Entire Agreement. This Agreement and any document expressly referred to in it constitute the whole agreement between the parties and supersedes any previous arrangement, understanding or agreement between Us, relating to the Software. The parties each acknowledge that, in entering into this Agreement (and the documents referred to in it), neither of them rely on any statement, representation, assurance or warranty of any person other than as expressly set out in this Agreement or those documents.

Rights of Third Parties. This Agreement is not intended to convey a benefit on any person not a party to it and accordingly the provisions of the Contracts (Rights of Third Parties) Act 1999 are excluded.

Law and Jurisdiction. This Agreement shall be governed by and construed in accordance with the laws of England and Wales and the parties submit to the non-exclusive jurisdiction of the English courts.

Schedule 1 – Service Level Agreement

This Service Level Agreement (“SLA”) is a policy governing the use of Kazoup Archive Service (“Archive”) under the terms of this agreement (“Agreement”) between Kazoup Limited (“we”, “us” and “our”) and users of Kazoup Software and Service (“you”). We reserve the right to change the terms of this SLA from time to time by posting amendments on our website in the event that our third party licensors alter the service that they provide or amend their service level agreement. We will use reasonable commercial efforts to make Kazoup Archive Service available with a Monthly Uptime Percentage of not less than 99.9%. In the event that the Monthly Uptime Percentage falls below this level then you may request Service Credits.

Monthly Uptime Percentage Calculation. 100% MINUS the average of the Error Rates from each five minute period in the monthly billing cycle.

Error Rates Calculation. For each five minute period in a month: total number of internal server errors returned as error status “InternalError” or “ServiceUnavailable” DIVIDED BY the total number of requests. The Error Rate will be calculated as a percentage for each five minute period in the month. The calculation of the number of internal server errors will not include errors that arise directly or indirectly as a result of any exclusions listed in paragraph 5 below.

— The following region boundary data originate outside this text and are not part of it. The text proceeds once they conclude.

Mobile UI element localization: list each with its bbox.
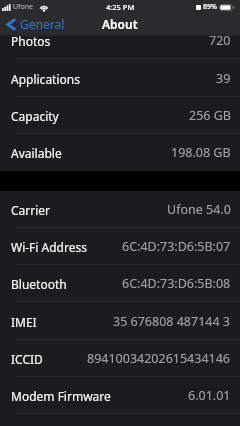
button[interactable]: Available [0, 134, 240, 171]
button[interactable]: Back to General [6, 16, 65, 32]
button[interactable]: IMEI [0, 303, 240, 340]
staticText: Carrier [11, 202, 51, 218]
staticText: 6C:4D:73:D6:5B:07 [122, 238, 231, 255]
button[interactable]: Carrier [0, 191, 240, 228]
button[interactable]: Bluetooth [0, 265, 240, 302]
staticText: ICCID [11, 351, 43, 367]
staticText: Wi-Fi Address [11, 239, 87, 255]
button[interactable]: Modem Firmware [0, 377, 240, 414]
staticText: IMEI [11, 314, 37, 330]
staticText: 89% [203, 2, 217, 12]
staticText: 4:25 PM [106, 2, 135, 12]
staticText: Ufone [13, 2, 34, 12]
staticText: 6.01.01 [188, 387, 231, 404]
staticText: 198.08 GB [171, 144, 231, 161]
staticText: About [102, 16, 138, 32]
button[interactable]: ICCID [0, 340, 240, 377]
button[interactable]: Wi-Fi Address [0, 228, 240, 265]
staticText: 89410034202615434146 [87, 350, 231, 367]
staticText: Ufone 54.0 [167, 201, 231, 218]
staticText: 6C:4D:73:D6:5B:08 [122, 275, 231, 292]
staticText: 39 [216, 70, 231, 87]
staticText: Photos [11, 33, 51, 49]
staticText: 35 676808 487144 3 [113, 313, 231, 330]
other: Back to General [6, 18, 16, 31]
staticText: 720 [209, 32, 231, 49]
staticText: Applications [11, 71, 80, 87]
staticText: General [20, 16, 65, 32]
staticText: Modem Firmware [11, 388, 111, 404]
staticText: Bluetooth [11, 276, 67, 292]
button[interactable]: Applications [0, 60, 240, 97]
button[interactable]: Photos [0, 22, 240, 59]
staticText: Available [11, 145, 62, 161]
staticText: 256 GB [189, 107, 231, 124]
staticText: Capacity [11, 108, 59, 124]
button[interactable]: Capacity [0, 97, 240, 134]
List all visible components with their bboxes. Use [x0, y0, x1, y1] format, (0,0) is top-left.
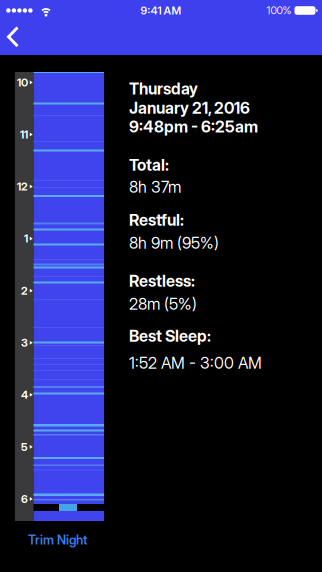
staticText: 4	[21, 388, 28, 402]
staticText: 8h 9m (95%)	[129, 233, 219, 253]
staticText: Thursday	[129, 79, 198, 98]
staticText: 8h 37m	[129, 177, 181, 197]
staticText: 12	[17, 180, 28, 193]
button[interactable]: Back	[0, 20, 30, 54]
staticText: January 21, 2016	[129, 98, 250, 118]
staticText: 10	[17, 76, 28, 89]
staticText: 9:41 AM	[140, 4, 182, 17]
staticText: Restful:	[129, 210, 184, 230]
staticText: 2	[21, 284, 28, 297]
staticText: Restless:	[129, 271, 195, 291]
staticText: 1	[24, 232, 28, 245]
staticText: 3	[21, 336, 28, 349]
staticText: Best Sleep:	[129, 326, 211, 346]
staticText: 28m (5%)	[129, 294, 197, 314]
staticText: Total:	[129, 155, 169, 175]
staticText: 9:48pm - 6:25am	[129, 117, 258, 136]
button[interactable]: Trim Night	[28, 532, 87, 548]
staticText: 6	[21, 492, 28, 506]
staticText: 5	[21, 440, 28, 454]
staticText: Trim Night	[28, 532, 87, 548]
staticText: 11	[20, 128, 28, 141]
staticText: 1:52 AM - 3:00 AM	[129, 353, 262, 373]
staticText: 100%	[266, 4, 292, 17]
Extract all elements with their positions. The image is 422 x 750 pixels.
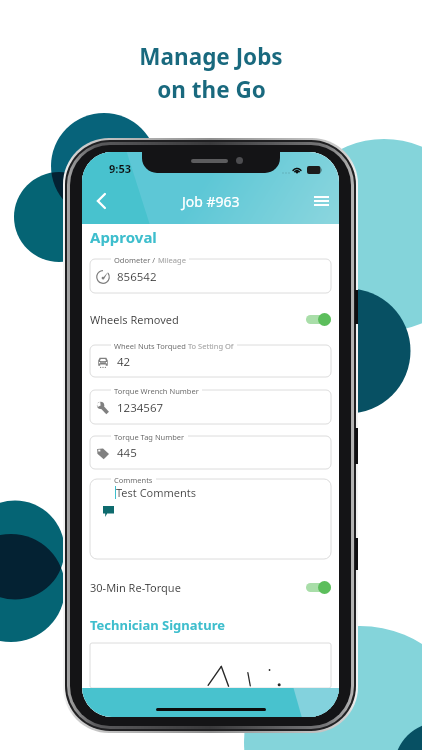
staticText: 1234567 [117, 400, 164, 416]
button[interactable]: Menu [306, 186, 336, 216]
button[interactable]: Torque Tag Number [90, 432, 331, 469]
button[interactable]: Wheels Removed [90, 309, 331, 329]
staticText: on the Go [157, 74, 266, 105]
staticText: Torque Tag Number [114, 432, 185, 442]
staticText: 445 [117, 445, 137, 461]
staticText: Wheels Removed [90, 312, 179, 327]
button[interactable]: Back [86, 186, 116, 216]
button[interactable]: Odometer / [90, 255, 331, 293]
button[interactable]: 30-Min Re-Torque [90, 577, 331, 597]
staticText: Odometer / [114, 255, 156, 265]
button[interactable]: Wheel Nuts Torqued [90, 341, 331, 377]
staticText: Mileage [156, 255, 186, 265]
staticText: Test Comments [116, 485, 197, 500]
staticText: 42 [117, 354, 131, 370]
staticText: Wheel Nuts Torqued [114, 341, 186, 351]
staticText: 30-Min Re-Torque [90, 580, 181, 595]
staticText: Torque Wrench Number [114, 386, 199, 396]
staticText: 9:53 [109, 161, 131, 176]
staticText: Approval [90, 227, 157, 247]
staticText: Job #963 [182, 192, 240, 211]
staticText: Technician Signature [90, 616, 225, 634]
button[interactable]: Torque Wrench Number [90, 386, 331, 424]
staticText: To Setting Of [186, 341, 234, 351]
staticText: 856542 [117, 269, 157, 285]
staticText: Manage Jobs [139, 41, 283, 72]
staticText: Comments [114, 475, 153, 485]
button[interactable]: Comments [90, 475, 331, 559]
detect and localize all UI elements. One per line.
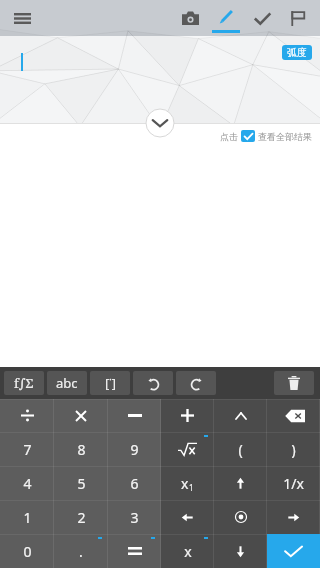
button[interactable]: Move up [214,466,267,500]
button[interactable]: 9 [108,432,161,466]
button[interactable]: Redo [176,371,216,395]
staticText: 6 [130,474,139,493]
button[interactable]: 点击 [220,130,312,142]
button[interactable]: 1/x [267,466,320,500]
button[interactable]: 8 [54,432,108,466]
staticText: 1 [23,508,32,527]
button[interactable]: 0 [0,534,54,568]
button[interactable]: 1 [0,500,54,534]
button[interactable]: 2 [54,500,108,534]
button[interactable]: ( [214,432,267,466]
staticText: 点击 [220,131,238,142]
button[interactable]: Power [214,399,267,432]
button[interactable]: Multiply [54,399,108,432]
button[interactable]: Variable subscript [161,466,214,500]
staticText: . [79,542,83,561]
staticText: x [184,542,192,561]
button[interactable]: Brackets [90,371,130,395]
button[interactable]: Plus [161,399,214,432]
button[interactable]: Move left [161,500,214,534]
staticText: 弧度 [287,46,307,59]
staticText: f∫Σ [14,374,34,392]
button[interactable]: Letters [47,371,87,395]
button[interactable]: Camera [172,0,208,36]
staticText: ( [238,440,243,459]
button[interactable]: 4 [0,466,54,500]
button[interactable]: Draw [208,0,244,36]
button[interactable]: ) [267,432,320,466]
staticText: 3 [130,508,139,527]
button[interactable]: = [108,534,161,568]
button[interactable]: Cursor position [214,500,267,534]
button[interactable]: 5 [54,466,108,500]
staticText: 9 [130,440,139,459]
staticText: ) [291,440,296,459]
button[interactable]: Flag [280,0,316,36]
button[interactable]: Undo [133,371,173,395]
staticText: 1/x [283,474,304,493]
button[interactable]: 3 [108,500,161,534]
button[interactable]: Expand [145,108,175,138]
button[interactable]: Square root [161,432,214,466]
button[interactable]: Divide [0,399,54,432]
button[interactable]: . [54,534,108,568]
button[interactable]: 弧度 [282,45,312,60]
button[interactable]: 6 [108,466,161,500]
staticText: 7 [23,440,32,459]
staticText: abc [56,374,78,392]
button[interactable]: Submit [267,534,320,568]
button[interactable]: Move right [267,500,320,534]
staticText: [˙] [105,374,116,392]
staticText: 8 [77,440,86,459]
staticText: 1 [189,482,194,493]
staticText: 查看全部结果 [258,131,312,142]
button[interactable]: Menu [7,3,37,33]
staticText: x [181,474,189,493]
button[interactable]: Clear all [274,371,314,395]
button[interactable]: Confirm [244,0,280,36]
button[interactable]: 7 [0,432,54,466]
staticText: 0 [23,542,32,561]
button[interactable]: Minus [108,399,161,432]
staticText: 4 [23,474,32,493]
staticText: 2 [77,508,86,527]
button[interactable]: Backspace [267,399,320,432]
button[interactable]: Functions [4,371,44,395]
button[interactable]: x [161,534,214,568]
staticText: 5 [77,474,86,493]
button[interactable]: Move down [214,534,267,568]
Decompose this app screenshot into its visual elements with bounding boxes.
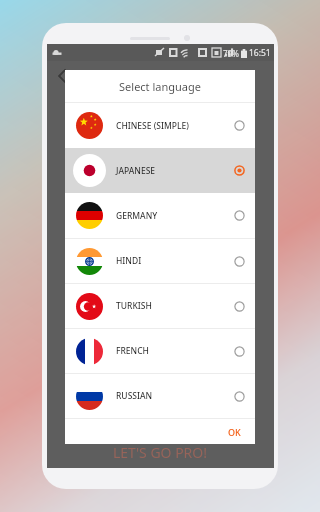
staticText: GERMANY <box>116 210 234 222</box>
staticText: CHINESE (SIMPLE) <box>116 120 234 132</box>
staticText: HINDI <box>116 255 234 267</box>
button[interactable]: HINDI <box>65 239 255 283</box>
staticText: OK <box>228 426 241 438</box>
button[interactable]: JAPANESE <box>65 148 255 193</box>
staticText: RUSSIAN <box>116 390 234 402</box>
staticText: FRENCH <box>116 345 234 357</box>
button[interactable]: FRENCH <box>65 329 255 373</box>
button[interactable]: RUSSIAN <box>65 374 255 418</box>
button[interactable]: GERMANY <box>65 193 255 238</box>
staticText: LET'S GO PRO! <box>113 443 208 462</box>
staticText: TURKISH <box>116 300 234 312</box>
button[interactable]: CHINESE (SIMPLE) <box>65 103 255 148</box>
button[interactable]: TURKISH <box>65 284 255 328</box>
staticText: Select language <box>119 79 201 94</box>
staticText: 16:51 <box>249 47 271 59</box>
button[interactable]: Back <box>52 65 74 87</box>
staticText: 79% <box>223 48 239 59</box>
button[interactable]: OK <box>222 421 247 443</box>
staticText: JAPANESE <box>116 165 234 177</box>
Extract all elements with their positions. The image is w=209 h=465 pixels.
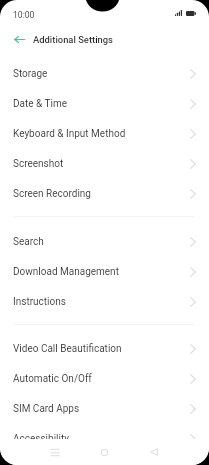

Service Credits Calculations. As a percentage of the total charges paid for the Service in the monthly billing cycle in which the error occurred in accordance as follows;

Monthly Uptime Percentage Calculations.
Equal to or greater than 99% but less than 99.9% = 10% Service Credit
Less than 99% = 25% Service Credit

Service Credits are payable only where their value is £1 or more. Service Credits are non transferrable and will only be deducted from your next month’s invoice. Any Service Credits not applied at the expiry or termination of this Agreement will be lost and are not recoverable as a debt from us. Service Credits are your sole and exclusive remedy for our failure to provide the Service in accordance with the Monthly Uptime Percentage.

Credit Request and Payment Procedures. To receive a Service Credit, within ten working days of the end of the month in which the Monthly Uptime Percentage was less than 99.9% you must email accounts@kazoup.com and include;(i) your account number in the subject of the email message; and (ii) the dates and times of each incident of non-zero Error Rates that you claim to have experienced; If we confirm that the applicable Monthly Uptime Percentage is less than 99.9%, then we will deduct the applicable Service Credit from your next invoice. Your failure to provide the request and other information as required above will disqualify you from receiving a Service Credit.

Exclusions. The following causes of unavailability shall be disregarded for the purposes of the calculation of Error Rates; (i) any suspension of the Service attributable to your breach or default of the Agreement; (ii) factors outside of our reasonable control, including any force majeure event or Internet access or related problems; (ii) any actions or inactions of you or any third party; and (iv) your equipment, software or other technology and/or third party equipment, software or other technology (other than third party equipment within our direct control).